RGPD et WordPress : checklist pour les éditeurs en 2026

28 mars 2026 · 11 min de lecture · Catégorie : Conformité

En 2026, les contrôles CNIL se sont intensifiés sur les sites WordPress de PME et d’indépendants. Voici une checklist actionnable, écrite par nos experts judiciaires, pour mettre votre site en conformité RGPD sans ressortir un cabinet d’avocats à 5 000 €.

Cette checklist ne constitue pas un conseil juridique. Pour un traitement à risque élevé, consultez votre DPO ou un avocat spécialisé.

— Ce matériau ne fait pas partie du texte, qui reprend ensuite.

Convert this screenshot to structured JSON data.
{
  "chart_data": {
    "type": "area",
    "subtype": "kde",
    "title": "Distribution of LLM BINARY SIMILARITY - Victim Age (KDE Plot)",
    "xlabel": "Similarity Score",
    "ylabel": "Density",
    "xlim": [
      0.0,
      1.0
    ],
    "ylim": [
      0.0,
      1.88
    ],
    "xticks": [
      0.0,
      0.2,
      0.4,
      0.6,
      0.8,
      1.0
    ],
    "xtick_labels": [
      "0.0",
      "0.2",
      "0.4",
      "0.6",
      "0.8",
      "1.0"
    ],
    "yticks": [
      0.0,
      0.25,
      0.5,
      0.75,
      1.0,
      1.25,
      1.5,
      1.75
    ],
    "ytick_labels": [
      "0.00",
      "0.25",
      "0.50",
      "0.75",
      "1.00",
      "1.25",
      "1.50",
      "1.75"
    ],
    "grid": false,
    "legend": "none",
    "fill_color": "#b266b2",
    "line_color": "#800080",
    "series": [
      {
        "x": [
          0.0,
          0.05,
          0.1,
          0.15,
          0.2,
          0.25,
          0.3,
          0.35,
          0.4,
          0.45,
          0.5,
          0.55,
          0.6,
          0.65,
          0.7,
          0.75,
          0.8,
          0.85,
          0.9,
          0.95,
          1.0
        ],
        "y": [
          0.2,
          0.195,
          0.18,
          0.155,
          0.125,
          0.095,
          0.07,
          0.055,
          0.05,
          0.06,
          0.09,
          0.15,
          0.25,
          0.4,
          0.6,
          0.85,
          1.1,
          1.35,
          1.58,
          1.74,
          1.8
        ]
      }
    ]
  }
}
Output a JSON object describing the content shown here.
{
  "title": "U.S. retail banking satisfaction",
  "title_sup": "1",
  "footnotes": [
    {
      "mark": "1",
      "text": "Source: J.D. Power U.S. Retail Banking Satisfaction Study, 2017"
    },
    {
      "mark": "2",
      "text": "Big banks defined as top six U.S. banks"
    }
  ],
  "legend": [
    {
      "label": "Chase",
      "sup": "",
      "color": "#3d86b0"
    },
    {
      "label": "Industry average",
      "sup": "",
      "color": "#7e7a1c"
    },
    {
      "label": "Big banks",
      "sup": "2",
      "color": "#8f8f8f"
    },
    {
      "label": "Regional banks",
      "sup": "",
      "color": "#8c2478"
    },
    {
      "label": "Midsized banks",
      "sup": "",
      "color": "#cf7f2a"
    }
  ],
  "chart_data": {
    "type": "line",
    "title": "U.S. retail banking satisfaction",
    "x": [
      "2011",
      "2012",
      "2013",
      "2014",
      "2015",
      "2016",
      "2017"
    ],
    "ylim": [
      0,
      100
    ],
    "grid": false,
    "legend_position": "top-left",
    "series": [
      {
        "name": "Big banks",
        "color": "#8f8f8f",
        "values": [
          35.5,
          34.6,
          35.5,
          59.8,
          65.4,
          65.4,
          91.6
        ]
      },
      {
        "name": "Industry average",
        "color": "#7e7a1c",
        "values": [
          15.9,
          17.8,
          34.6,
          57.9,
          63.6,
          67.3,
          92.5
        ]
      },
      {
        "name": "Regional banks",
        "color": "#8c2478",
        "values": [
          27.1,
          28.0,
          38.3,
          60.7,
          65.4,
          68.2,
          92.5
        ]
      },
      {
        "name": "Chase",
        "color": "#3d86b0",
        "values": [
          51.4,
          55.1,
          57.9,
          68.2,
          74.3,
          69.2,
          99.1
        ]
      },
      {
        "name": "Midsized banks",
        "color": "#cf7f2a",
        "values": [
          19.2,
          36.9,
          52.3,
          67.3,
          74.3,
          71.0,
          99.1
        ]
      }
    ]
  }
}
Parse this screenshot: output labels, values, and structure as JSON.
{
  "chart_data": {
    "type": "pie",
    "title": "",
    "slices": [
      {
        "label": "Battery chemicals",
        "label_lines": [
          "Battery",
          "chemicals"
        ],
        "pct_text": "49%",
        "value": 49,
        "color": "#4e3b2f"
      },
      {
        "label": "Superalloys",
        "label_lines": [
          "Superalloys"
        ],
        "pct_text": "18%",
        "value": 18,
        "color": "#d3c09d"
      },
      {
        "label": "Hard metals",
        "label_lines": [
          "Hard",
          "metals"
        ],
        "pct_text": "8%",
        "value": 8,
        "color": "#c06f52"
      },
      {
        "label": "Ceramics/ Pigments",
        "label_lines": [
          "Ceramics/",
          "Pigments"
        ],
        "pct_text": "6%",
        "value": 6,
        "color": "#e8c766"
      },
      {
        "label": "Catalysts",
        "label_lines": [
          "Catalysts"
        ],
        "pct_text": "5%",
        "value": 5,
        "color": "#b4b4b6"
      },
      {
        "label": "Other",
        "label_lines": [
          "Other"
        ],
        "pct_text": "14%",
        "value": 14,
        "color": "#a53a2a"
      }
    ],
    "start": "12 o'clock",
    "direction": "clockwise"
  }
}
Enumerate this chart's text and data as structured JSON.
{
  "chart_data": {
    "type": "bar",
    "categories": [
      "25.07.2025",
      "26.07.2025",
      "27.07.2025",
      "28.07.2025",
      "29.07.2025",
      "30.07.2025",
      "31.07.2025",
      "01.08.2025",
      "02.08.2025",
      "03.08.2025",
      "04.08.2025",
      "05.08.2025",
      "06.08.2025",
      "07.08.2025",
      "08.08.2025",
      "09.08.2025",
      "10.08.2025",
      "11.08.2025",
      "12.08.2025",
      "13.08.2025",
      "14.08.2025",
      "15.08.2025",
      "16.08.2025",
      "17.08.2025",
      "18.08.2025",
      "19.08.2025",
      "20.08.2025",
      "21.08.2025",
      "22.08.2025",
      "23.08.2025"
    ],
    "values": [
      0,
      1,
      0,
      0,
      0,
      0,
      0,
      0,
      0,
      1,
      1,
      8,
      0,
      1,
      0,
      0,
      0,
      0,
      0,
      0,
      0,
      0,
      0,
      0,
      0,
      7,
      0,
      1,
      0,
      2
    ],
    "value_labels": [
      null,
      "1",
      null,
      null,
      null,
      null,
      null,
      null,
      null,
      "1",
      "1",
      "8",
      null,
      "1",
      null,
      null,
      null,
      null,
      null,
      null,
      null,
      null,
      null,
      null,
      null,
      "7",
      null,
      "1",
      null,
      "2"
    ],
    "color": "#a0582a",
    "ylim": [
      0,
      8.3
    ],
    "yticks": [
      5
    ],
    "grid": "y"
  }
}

1. Hébergement et localisation des données

  • ☐ Mon hébergeur est dans l’UE (OVH, Infomaniak, Scaleway…)
  • ☐ Si hébergeur hors UE, j’ai des CCT (clauses contractuelles types) à jour
  • ☐ Les sauvegardes sont aussi hébergées dans l’UE
  • ☐ J’ai documenté la chaîne de sous-traitants (art. 30 RGPD)

2. Cookies et traceurs

  • ☐ Bandeau cookies par finalité, pas un bouton « OK » global
  • ☐ Refus aussi simple que l’accept (depuis 2022, position CNIL)
  • ☐ Google Analytics : configuration server-side ou Matomo / Plausible préférable
  • ☐ Aucun cookie déposé avant consentement (sauf strictement nécessaires)
  • ☐ Politique cookies accessible en pied de page

3. Formulaires

  • ☐ Case de consentement non précochée
  • ☐ Finalité du traitement explicite à côté du formulaire
  • ☐ Durée de conservation indiquée
  • ☐ Lien vers la politique de confidentialité
  • ☐ Si données sensibles : double opt-in et consentement explicite

4. Comptes utilisateurs et WooCommerce

  • ☐ Mot de passe stocké haché (par défaut WordPress, ne pas désactiver)
  • Chiffrement E2E des tables wp_users, wp_usermeta (cf. WPSQL)
  • ☐ Procédure de droit d’accès, rectification, effacement documentée
  • ☐ Anonymisation des comptes inactifs > 3 ans (sauf obligation légale)
  • ☐ Export des données utilisateur disponible (outil natif WP fait ça)

5. Authentification

  • ☐ HTTPS partout (forcé via .htaccess ou config serveur)
  • ☐ Cookies de session sécurisés (Secure, HttpOnly, SameSite)
  • ☐ Si SSO : provider conforme RGPD (Google avec DPA, Microsoft Entra, FranceConnect)
  • ☐ MFA pour les comptes admin (recommandation CNIL renforcée 2025)
  • ☐ Politique de mot de passe minimale (12 caractères, complexité)

6. Logs et traçabilité

  • ☐ Logs d’accès au back-office conservés (au moins 6 mois)
  • ☐ Logs d’opérations sur données personnelles (création, modification, suppression)
  • ☐ Durée de conservation des logs limitée et documentée
  • ☐ Logs eux-mêmes ne contenant pas de données sensibles en clair

7. Pages obligatoires

  • ☐ Mentions légales (éditeur, hébergeur, directeur de la publication)
  • ☐ Politique de confidentialité (finalités, durées, droits, contact DPO)
  • ☐ CGU si vente en ligne ou compte utilisateur
  • ☐ Politique cookies dédiée

8. Sécurité technique

  • ☐ WordPress et plugins à jour (semaine après publication de patch sécurité)
  • ☐ WAF activé (Wordfence, Cloudflare, équivalent)
  • ☐ Sauvegardes automatiques chiffrées, testées en restauration
  • ☐ Plan de réponse aux incidents documenté (qui prévenir en 72 h ?)

9. Registre des traitements

Obligatoire dès 1 salarié ou traitement régulier. Le registre doit contenir, pour chaque traitement :

  • Finalité (newsletter, commandes, support client…)
  • Base légale (consentement, contrat, intérêt légitime)
  • Catégories de données et de personnes concernées
  • Destinataires (prestataires, partenaires)
  • Durée de conservation
  • Mesures de sécurité

10. Sanctions et statistiques 2025–2026

La CNIL a infligé 89 sanctions pécuniaires en 2025, dont 41 à des PME françaises. Les sujets récurrents : cookies non conformes, mots de passe stockés en clair, absence de registre, transferts hors UE non encadrés. La fourchette des amendes pour PME : 1 000 € à 50 000 €.